Eric Johnson

The Book of Making/Yesterday Meets Today
Eric Johnson

During lockdown, Eric Johnson killed time by poring through his old recordings of songs, ideas, and jams. He took old tapes – some mere audio cassettes – and recorded new material on top, generating two full albums. The music is strong, balancing fierce guitar-burners with vocal-oriented cuts.

Eric Johnson
The Book of Making
Yesterday Meets Today

The heavy-but-melodic instrumental “Soundtrack Life” could have worked on Ah Via Musicom, with glistening arpeggios and thick, violin-tone solos. “Floating Through This World” is a pop vocal, but there’s still a meaty solo; same with the ballad “Bigger Than My Life” and its sweet violin-Strat break. For heavenly E.J. tones, “A Thousand Miles” displays volume swells and that two-notes-per-string shred that made him famous.
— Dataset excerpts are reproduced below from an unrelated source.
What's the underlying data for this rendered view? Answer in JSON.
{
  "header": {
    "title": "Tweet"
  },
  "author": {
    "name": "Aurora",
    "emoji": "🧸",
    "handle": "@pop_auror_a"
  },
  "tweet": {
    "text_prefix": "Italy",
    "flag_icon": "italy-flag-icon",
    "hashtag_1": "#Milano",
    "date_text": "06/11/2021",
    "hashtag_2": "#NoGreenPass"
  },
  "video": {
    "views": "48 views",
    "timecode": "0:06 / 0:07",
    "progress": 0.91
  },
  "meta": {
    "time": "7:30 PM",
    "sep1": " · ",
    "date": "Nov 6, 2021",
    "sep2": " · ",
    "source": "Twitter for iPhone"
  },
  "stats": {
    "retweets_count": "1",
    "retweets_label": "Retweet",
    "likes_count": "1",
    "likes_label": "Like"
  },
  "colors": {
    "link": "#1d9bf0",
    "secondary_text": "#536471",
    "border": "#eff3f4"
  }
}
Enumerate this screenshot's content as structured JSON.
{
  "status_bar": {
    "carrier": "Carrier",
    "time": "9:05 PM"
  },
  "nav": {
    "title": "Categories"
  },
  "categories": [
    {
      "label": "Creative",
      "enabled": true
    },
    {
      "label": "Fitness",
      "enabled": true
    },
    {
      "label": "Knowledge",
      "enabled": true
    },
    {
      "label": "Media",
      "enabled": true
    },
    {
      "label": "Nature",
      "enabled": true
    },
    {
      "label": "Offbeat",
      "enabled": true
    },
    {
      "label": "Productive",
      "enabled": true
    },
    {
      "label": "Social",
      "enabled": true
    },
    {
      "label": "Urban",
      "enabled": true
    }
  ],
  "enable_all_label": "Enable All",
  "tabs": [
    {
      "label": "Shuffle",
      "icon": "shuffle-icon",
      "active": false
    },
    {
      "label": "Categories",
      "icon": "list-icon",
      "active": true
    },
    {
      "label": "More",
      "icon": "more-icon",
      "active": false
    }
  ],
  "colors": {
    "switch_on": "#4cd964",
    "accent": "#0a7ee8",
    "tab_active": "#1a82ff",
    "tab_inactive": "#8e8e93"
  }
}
Of the two albums, Yesterday rocks harder, as heard in “Maha,” a stomper with insanely fast runs on electric and nylon-string. “Move On Over” is crunchy hard rock layering the guitarist’s smooth-as-silk vocals on top. For electric blues, crank up “Sitting On Top of the World,” where Johnson pays tribute to the licks of a young Eric Clapton, yet makes it very much his own.

In all, these two releases aren’t radical departures from earlier Eric Johnson albums – yet deliver the Strat attack we crave.